There is a notable alternative performance of this arrangement, by Alessio Bax on Signum. While Bax is certainly technically assured, Bach is the more imaginative, and her final section is more healing, more calming. Here's Bax:

(I marginally prefer the Rubicon recording to the Signum, also: Bach is offered more sense of space and in a slightly truer perspective).


Sonya Bach

Bach offers in total four of the extant 17 solo piano works by Mussorgsky. The first two form a couple, Pictures from Crimea. They have very similar titles: (“On the Southern Shore of the Crimea” and “Near the Southern Shore of the Crimea”) but are actually nicely contrastive. The first begins contemplatively, but opens out, moving from Largo to a “scherzando, leggiero”:

.. while the second is more earthy (a capriccio, marked “Pesante”: heavy), itself contrasting with.central Andantino gracioso, which for all its grace retains its Mussorgskian language. There is a tolling repeated note here that seems to link to both Pictures and perhaps the bells of Night:


Published in 1865, Duma (Reverie on a theme by Vyacheslav Alekseevich Loginov) is a staggeringly beautiful piece, and Bach absolutely rises to the occasion. Let it never be forgotten that there is a type of virtuosity in this slower music, too, in the weighting of chords, in the awareness of line and of overall shape. I strikes me, there is more than a touch of lullaby about this:

The placement of the Meditation (Album Leaf) is inspired. The writing here is spare, often two-lines only (and, of course, Pictures enters with a single line, now purposeful, striding - it is, after all, a “Promenade”!). The Meditation was written in 1880, the year before Mussorgsky's premature death.


... and so to Pictures.
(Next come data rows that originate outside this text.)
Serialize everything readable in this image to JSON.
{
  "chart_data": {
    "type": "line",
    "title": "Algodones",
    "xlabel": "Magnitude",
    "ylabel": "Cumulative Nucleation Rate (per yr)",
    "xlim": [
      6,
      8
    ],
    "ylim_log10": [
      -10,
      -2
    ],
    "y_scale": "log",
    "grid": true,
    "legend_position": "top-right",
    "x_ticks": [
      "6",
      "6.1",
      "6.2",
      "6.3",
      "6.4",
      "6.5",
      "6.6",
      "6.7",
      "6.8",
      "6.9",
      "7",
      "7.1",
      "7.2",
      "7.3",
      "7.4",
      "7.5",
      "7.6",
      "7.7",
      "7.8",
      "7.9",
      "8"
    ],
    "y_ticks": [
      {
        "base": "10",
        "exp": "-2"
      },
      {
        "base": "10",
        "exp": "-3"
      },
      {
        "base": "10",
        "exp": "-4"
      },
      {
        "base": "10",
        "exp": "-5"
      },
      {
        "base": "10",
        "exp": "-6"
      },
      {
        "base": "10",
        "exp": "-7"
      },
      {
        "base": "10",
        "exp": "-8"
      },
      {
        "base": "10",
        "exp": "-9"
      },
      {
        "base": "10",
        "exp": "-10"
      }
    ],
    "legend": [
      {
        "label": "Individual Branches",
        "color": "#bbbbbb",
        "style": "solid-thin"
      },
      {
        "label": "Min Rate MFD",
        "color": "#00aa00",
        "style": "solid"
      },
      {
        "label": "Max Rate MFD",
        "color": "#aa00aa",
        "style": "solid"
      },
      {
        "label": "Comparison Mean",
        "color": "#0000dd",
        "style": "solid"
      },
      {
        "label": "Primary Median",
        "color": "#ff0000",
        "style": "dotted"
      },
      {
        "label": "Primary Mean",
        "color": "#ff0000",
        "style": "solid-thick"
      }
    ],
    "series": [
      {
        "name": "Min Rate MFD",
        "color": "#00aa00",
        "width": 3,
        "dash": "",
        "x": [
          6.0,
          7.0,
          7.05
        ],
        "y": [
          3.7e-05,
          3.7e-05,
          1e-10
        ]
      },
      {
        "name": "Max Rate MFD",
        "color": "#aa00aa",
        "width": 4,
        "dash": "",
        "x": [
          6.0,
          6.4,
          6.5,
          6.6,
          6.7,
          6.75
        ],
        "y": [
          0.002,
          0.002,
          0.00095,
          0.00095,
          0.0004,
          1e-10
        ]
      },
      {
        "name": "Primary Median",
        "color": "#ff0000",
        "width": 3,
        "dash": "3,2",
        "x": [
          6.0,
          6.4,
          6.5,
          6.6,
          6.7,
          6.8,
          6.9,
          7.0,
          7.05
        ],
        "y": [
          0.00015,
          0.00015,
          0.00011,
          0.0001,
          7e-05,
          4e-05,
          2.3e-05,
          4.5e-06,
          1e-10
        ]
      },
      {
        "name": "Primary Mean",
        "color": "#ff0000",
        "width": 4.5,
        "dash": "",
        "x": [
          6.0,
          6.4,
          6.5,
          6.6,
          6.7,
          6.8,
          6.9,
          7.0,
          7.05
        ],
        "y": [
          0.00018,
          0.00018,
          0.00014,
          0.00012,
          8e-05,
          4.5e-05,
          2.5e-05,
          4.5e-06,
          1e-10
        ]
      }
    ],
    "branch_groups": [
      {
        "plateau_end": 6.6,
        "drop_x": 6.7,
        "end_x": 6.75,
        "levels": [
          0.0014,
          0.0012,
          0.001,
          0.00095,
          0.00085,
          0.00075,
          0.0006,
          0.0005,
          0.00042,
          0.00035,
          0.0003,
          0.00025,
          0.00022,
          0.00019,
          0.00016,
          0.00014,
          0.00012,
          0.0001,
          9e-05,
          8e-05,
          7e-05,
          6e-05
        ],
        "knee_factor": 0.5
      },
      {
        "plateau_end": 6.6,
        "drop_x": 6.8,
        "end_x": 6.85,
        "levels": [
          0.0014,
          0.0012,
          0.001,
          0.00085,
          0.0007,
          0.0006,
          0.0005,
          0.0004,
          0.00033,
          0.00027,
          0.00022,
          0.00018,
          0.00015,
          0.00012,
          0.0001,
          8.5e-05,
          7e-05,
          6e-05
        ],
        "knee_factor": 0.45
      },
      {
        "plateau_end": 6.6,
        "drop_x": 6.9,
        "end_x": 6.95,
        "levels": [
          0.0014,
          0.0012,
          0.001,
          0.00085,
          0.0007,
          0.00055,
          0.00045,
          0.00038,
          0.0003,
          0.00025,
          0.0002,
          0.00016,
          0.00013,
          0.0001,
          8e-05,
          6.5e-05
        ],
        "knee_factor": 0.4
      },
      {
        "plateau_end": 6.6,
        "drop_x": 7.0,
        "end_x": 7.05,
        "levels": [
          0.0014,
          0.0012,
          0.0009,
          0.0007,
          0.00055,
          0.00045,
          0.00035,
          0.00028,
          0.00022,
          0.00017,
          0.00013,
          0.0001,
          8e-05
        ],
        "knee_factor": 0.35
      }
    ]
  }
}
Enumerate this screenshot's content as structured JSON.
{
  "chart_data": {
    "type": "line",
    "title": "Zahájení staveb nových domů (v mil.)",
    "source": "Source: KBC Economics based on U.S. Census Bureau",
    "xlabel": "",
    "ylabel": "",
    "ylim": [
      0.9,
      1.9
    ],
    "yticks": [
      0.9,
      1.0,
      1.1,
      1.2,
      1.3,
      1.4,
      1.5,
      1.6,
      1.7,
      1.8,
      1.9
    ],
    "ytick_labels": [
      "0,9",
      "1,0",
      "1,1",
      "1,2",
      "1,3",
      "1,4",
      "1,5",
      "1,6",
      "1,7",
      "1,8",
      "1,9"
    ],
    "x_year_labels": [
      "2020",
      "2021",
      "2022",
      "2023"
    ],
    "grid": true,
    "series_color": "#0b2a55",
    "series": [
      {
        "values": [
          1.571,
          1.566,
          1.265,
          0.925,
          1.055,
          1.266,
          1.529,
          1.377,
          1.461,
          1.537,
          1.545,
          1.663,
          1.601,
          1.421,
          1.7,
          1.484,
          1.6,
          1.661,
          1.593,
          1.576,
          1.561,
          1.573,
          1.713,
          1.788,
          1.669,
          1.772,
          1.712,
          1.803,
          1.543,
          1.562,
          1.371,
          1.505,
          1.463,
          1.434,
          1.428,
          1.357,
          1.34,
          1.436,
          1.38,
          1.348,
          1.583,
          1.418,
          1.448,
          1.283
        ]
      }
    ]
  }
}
This is a monumental interpretation: “Gnomus” leaves us in not doubt of that:

It is clear huge care has gone into this. “The Old Castle” is beautifully sculpted; “Tuilleries” is completely rethought, a beautiful Fabergé egg of a performance. Just the slightest feeling of rushing would have ruined it, but there is none - which ensures maximal contrast to the lumbering “Bydlo”, Best to hear them together, and perhaps notice just how fabulous the recording is for the climax of “Bydlo”:

As to the unhatched chicks, you may well hear lines you'd never noticed before. And how those ladies in the marketplace at Limoges chatter!:

The final “Great Gate of Kiev” rings out loud and true:

This is a fine disc, beautifully recorded, featuring performances by a performer of notable musical intelligence. Recommended.